Sunday, May 3, 2015

Outside of Fairbanks

For our day off today, we drove out into the country. Our first stop was the Alaska Pipeline. I learned that the reason it is above ground is because the oil is warm (about 100 degrees F) as it flows through the pipe. The ground, however, is frozen permafrost. If the pipeline were buried it would thaw the ground and  make it unstable. I hadn't thought of that before. I guess I figured it was the other way around-- that the ground would make the oil too cold. But no.
A stream ran parallel to the Pipeline. It was still frozen along the edges. We were fascinated with the ice crystals. So delicate and beautiful.
 Then we drove up to the Chena Hot Springs Resort, about an hour outside of Fairbanks. We ate lunch there and enjoyed walking around. There were several old vehicles of various kinds, just rusting away... lots of log buildings with moose racks galore... and pen of reindeer sleeping under trees... another pen of chickens and goats hanging out together. Just random, interesting stuff.
We didn't get into the hot springs, but we dipped our hands in to see if it really was "hot." It was. It also smelled like sulphur. The middle picture is the "ice skating pond." I decided my ice skates probably wouldn't work on it in that condition.

It was a fun, relaxing day. Tomorrow we'll be back to work at the Fairbanks IDEA convention.

Denali Viewpoint South

The second "sight-seeing" stop of yesterday's road trip was at the Denali Viewpoint South. It involved a short uphill hike for the best view. I wasn't too sure where it would take us, so I asked some ladies coming down if the hike was worth the view. They assured me that it definitely was, and that I was almost there. So I kept going.

The strip of photos in the collage above shows the trail, starting from the bottom picture and going up. I could just barely see the top of the mountain as I started up. The background picture was taken from the viewpoint at the top of the trail. As were these...
The view of the mountain from this vantage point was breathtaking. At over 20,000 feet, Denali is the tallest mountain on the North American continent. Apparently, Mount McKinley is the official name, but the "real" name of the mountain is Denali. If you're like me, you've heard all this before but may not remember it at the moment.
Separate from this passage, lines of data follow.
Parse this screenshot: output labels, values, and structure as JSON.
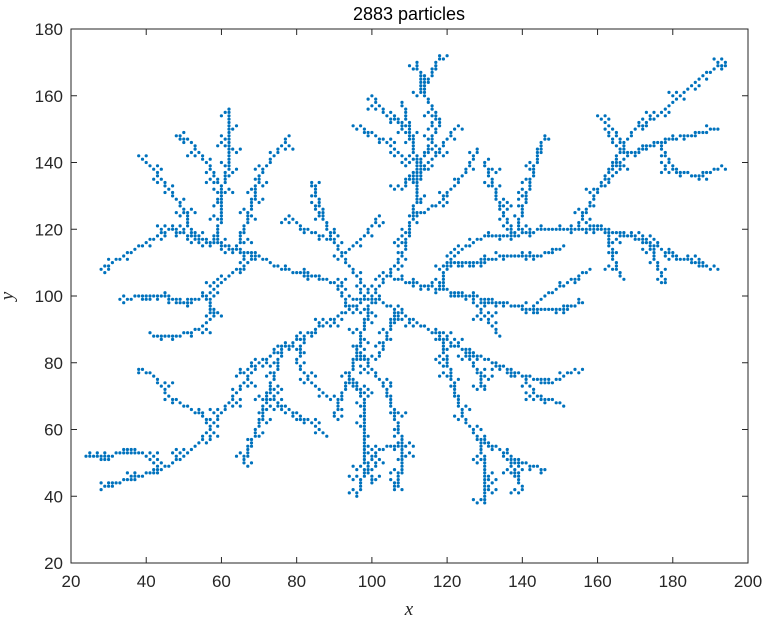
{
  "chart_data": {
    "type": "scatter",
    "title": "2883 particles",
    "xlabel": "x",
    "ylabel": "y",
    "xlim": [
      20,
      200
    ],
    "ylim": [
      20,
      180
    ],
    "xticks": [
      20,
      40,
      60,
      80,
      100,
      120,
      140,
      160,
      180,
      200
    ],
    "yticks": [
      20,
      40,
      60,
      80,
      100,
      120,
      140,
      160,
      180
    ],
    "grid": false,
    "legend": "none",
    "marker_color": "#0072BD",
    "description_of_points": "Diffusion-limited aggregation cluster centered near (100,100) with branching arms; branch segments listed below as polylines in data units",
    "branches": [
      [
        [
          100,
          100
        ],
        [
          104,
          106
        ],
        [
          108,
          112
        ],
        [
          110,
          120
        ],
        [
          112,
          130
        ],
        [
          112,
          140
        ],
        [
          110,
          150
        ],
        [
          108,
          158
        ]
      ],
      [
        [
          108,
          132
        ],
        [
          114,
          142
        ],
        [
          118,
          152
        ],
        [
          114,
          160
        ],
        [
          112,
          170
        ]
      ],
      [
        [
          112,
          160
        ],
        [
          116,
          166
        ],
        [
          118,
          172
        ]
      ],
      [
        [
          110,
          150
        ],
        [
          104,
          154
        ],
        [
          100,
          160
        ]
      ],
      [
        [
          110,
          140
        ],
        [
          104,
          146
        ],
        [
          98,
          150
        ]
      ],
      [
        [
          112,
          136
        ],
        [
          118,
          144
        ],
        [
          122,
          150
        ]
      ],
      [
        [
          100,
          100
        ],
        [
          96,
          106
        ],
        [
          92,
          112
        ],
        [
          88,
          120
        ],
        [
          86,
          128
        ],
        [
          84,
          134
        ]
      ],
      [
        [
          90,
          116
        ],
        [
          82,
          120
        ],
        [
          78,
          124
        ]
      ],
      [
        [
          92,
          112
        ],
        [
          98,
          118
        ],
        [
          102,
          124
        ]
      ],
      [
        [
          104,
          106
        ],
        [
          110,
          104
        ],
        [
          118,
          102
        ],
        [
          126,
          100
        ],
        [
          134,
          98
        ],
        [
          142,
          96
        ],
        [
          150,
          96
        ],
        [
          156,
          98
        ]
      ],
      [
        [
          126,
          100
        ],
        [
          130,
          94
        ],
        [
          134,
          88
        ]
      ],
      [
        [
          142,
          96
        ],
        [
          146,
          100
        ],
        [
          152,
          104
        ],
        [
          158,
          108
        ]
      ],
      [
        [
          118,
          102
        ],
        [
          120,
          110
        ],
        [
          124,
          114
        ],
        [
          130,
          118
        ],
        [
          138,
          118
        ],
        [
          146,
          120
        ],
        [
          154,
          120
        ],
        [
          162,
          120
        ]
      ],
      [
        [
          138,
          118
        ],
        [
          140,
          126
        ],
        [
          142,
          134
        ],
        [
          144,
          142
        ],
        [
          146,
          148
        ]
      ],
      [
        [
          138,
          118
        ],
        [
          134,
          126
        ],
        [
          132,
          134
        ],
        [
          130,
          140
        ]
      ],
      [
        [
          154,
          120
        ],
        [
          158,
          128
        ],
        [
          162,
          136
        ],
        [
          168,
          142
        ],
        [
          176,
          146
        ],
        [
          184,
          148
        ],
        [
          192,
          150
        ]
      ],
      [
        [
          162,
          136
        ],
        [
          166,
          144
        ],
        [
          170,
          150
        ],
        [
          176,
          154
        ],
        [
          182,
          160
        ],
        [
          188,
          166
        ],
        [
          194,
          170
        ]
      ],
      [
        [
          168,
          142
        ],
        [
          164,
          150
        ],
        [
          160,
          154
        ]
      ],
      [
        [
          176,
          146
        ],
        [
          180,
          138
        ],
        [
          186,
          136
        ],
        [
          192,
          138
        ]
      ],
      [
        [
          162,
          120
        ],
        [
          168,
          118
        ],
        [
          174,
          116
        ],
        [
          180,
          112
        ],
        [
          186,
          110
        ],
        [
          190,
          108
        ]
      ],
      [
        [
          174,
          116
        ],
        [
          176,
          108
        ],
        [
          178,
          104
        ]
      ],
      [
        [
          162,
          120
        ],
        [
          164,
          112
        ],
        [
          166,
          106
        ]
      ],
      [
        [
          112,
          124
        ],
        [
          118,
          128
        ],
        [
          124,
          136
        ],
        [
          128,
          144
        ]
      ],
      [
        [
          120,
          110
        ],
        [
          128,
          110
        ],
        [
          136,
          112
        ],
        [
          144,
          112
        ],
        [
          150,
          114
        ]
      ],
      [
        [
          100,
          100
        ],
        [
          94,
          96
        ],
        [
          88,
          92
        ],
        [
          82,
          88
        ],
        [
          76,
          84
        ],
        [
          70,
          80
        ],
        [
          64,
          76
        ]
      ],
      [
        [
          70,
          80
        ],
        [
          66,
          74
        ],
        [
          62,
          68
        ],
        [
          58,
          62
        ],
        [
          54,
          56
        ],
        [
          50,
          52
        ],
        [
          44,
          48
        ],
        [
          38,
          46
        ],
        [
          32,
          44
        ],
        [
          28,
          42
        ]
      ],
      [
        [
          44,
          48
        ],
        [
          40,
          52
        ],
        [
          36,
          54
        ],
        [
          30,
          52
        ],
        [
          24,
          52
        ]
      ],
      [
        [
          58,
          62
        ],
        [
          52,
          66
        ],
        [
          46,
          70
        ],
        [
          42,
          76
        ],
        [
          38,
          78
        ]
      ],
      [
        [
          76,
          84
        ],
        [
          74,
          76
        ],
        [
          72,
          70
        ],
        [
          70,
          62
        ],
        [
          68,
          56
        ],
        [
          66,
          50
        ]
      ],
      [
        [
          72,
          70
        ],
        [
          78,
          66
        ],
        [
          84,
          62
        ],
        [
          88,
          58
        ]
      ],
      [
        [
          82,
          88
        ],
        [
          80,
          80
        ],
        [
          84,
          74
        ],
        [
          88,
          70
        ]
      ],
      [
        [
          94,
          96
        ],
        [
          90,
          104
        ],
        [
          84,
          106
        ],
        [
          76,
          108
        ],
        [
          70,
          112
        ],
        [
          64,
          114
        ],
        [
          58,
          116
        ],
        [
          52,
          118
        ],
        [
          46,
          120
        ],
        [
          40,
          116
        ],
        [
          34,
          112
        ],
        [
          28,
          108
        ]
      ],
      [
        [
          64,
          114
        ],
        [
          66,
          120
        ],
        [
          68,
          128
        ],
        [
          70,
          136
        ],
        [
          74,
          142
        ],
        [
          78,
          148
        ]
      ],
      [
        [
          58,
          116
        ],
        [
          60,
          124
        ],
        [
          60,
          132
        ],
        [
          62,
          140
        ],
        [
          62,
          148
        ],
        [
          62,
          156
        ]
      ],
      [
        [
          52,
          118
        ],
        [
          50,
          126
        ],
        [
          46,
          132
        ],
        [
          42,
          138
        ],
        [
          38,
          142
        ]
      ],
      [
        [
          70,
          112
        ],
        [
          62,
          106
        ],
        [
          56,
          100
        ],
        [
          50,
          98
        ],
        [
          44,
          100
        ],
        [
          38,
          100
        ],
        [
          34,
          98
        ]
      ],
      [
        [
          56,
          100
        ],
        [
          58,
          94
        ],
        [
          54,
          90
        ],
        [
          48,
          88
        ],
        [
          42,
          88
        ]
      ],
      [
        [
          60,
          132
        ],
        [
          56,
          140
        ],
        [
          52,
          146
        ],
        [
          48,
          148
        ]
      ],
      [
        [
          100,
          100
        ],
        [
          98,
          92
        ],
        [
          96,
          84
        ],
        [
          94,
          76
        ],
        [
          92,
          70
        ],
        [
          90,
          64
        ]
      ],
      [
        [
          96,
          84
        ],
        [
          100,
          78
        ],
        [
          104,
          72
        ],
        [
          106,
          64
        ],
        [
          108,
          56
        ],
        [
          108,
          48
        ],
        [
          106,
          42
        ]
      ],
      [
        [
          108,
          56
        ],
        [
          102,
          54
        ],
        [
          98,
          48
        ],
        [
          96,
          40
        ]
      ],
      [
        [
          94,
          76
        ],
        [
          98,
          68
        ],
        [
          98,
          60
        ],
        [
          98,
          52
        ],
        [
          100,
          44
        ]
      ],
      [
        [
          100,
          100
        ],
        [
          106,
          96
        ],
        [
          112,
          92
        ],
        [
          118,
          88
        ],
        [
          124,
          84
        ],
        [
          128,
          78
        ],
        [
          130,
          72
        ]
      ],
      [
        [
          118,
          88
        ],
        [
          120,
          80
        ],
        [
          122,
          72
        ],
        [
          124,
          64
        ],
        [
          128,
          58
        ],
        [
          134,
          54
        ],
        [
          140,
          50
        ],
        [
          146,
          48
        ]
      ],
      [
        [
          128,
          58
        ],
        [
          130,
          50
        ],
        [
          130,
          44
        ],
        [
          130,
          38
        ]
      ],
      [
        [
          134,
          54
        ],
        [
          138,
          48
        ],
        [
          140,
          42
        ]
      ],
      [
        [
          124,
          84
        ],
        [
          132,
          80
        ],
        [
          140,
          76
        ],
        [
          148,
          74
        ],
        [
          154,
          78
        ]
      ],
      [
        [
          140,
          76
        ],
        [
          144,
          70
        ],
        [
          150,
          68
        ]
      ],
      [
        [
          106,
          96
        ],
        [
          104,
          88
        ],
        [
          102,
          82
        ]
      ]
    ]
  }
}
As with most major mountains, seeing it on a sunny day is rare. We were thrilled that the weather cooperated for a stunning view just for us.

Saturday, May 2, 2015

Talkeetna, Alaska

On our road trip today we enjoyed a detour to the little town of Talkeetna.
Tourists that we are, we decided that it was a quintessential Alaskan town.
 We walked down the street lined with authentic log cabins...
...whimsical buildings...
...and even a yurt!
I would have liked to try this coffee shop, but it didn't seem to be open when we were there.
We followed the signs to the "river view trail"... past the Mexican Moose where this little girl was selling cinnamon roasted nuts, along with random Mexican-y style gifts under the awning behind her. We never did understand why Mexican. In Alaska. Just to be different maybe. I have no idea.
The river view was well worth the hike.
A photographer was rafting down the river with his collapsible bicycle in the raft with him. In case you didn't recognize it, yes, that is indeed Mount McKinley way off in the distance.
Here. Let me zoom in on it for you.

You know what? I think it just needs its own post. But it's getting late. So I'll post those pictures tomorrow.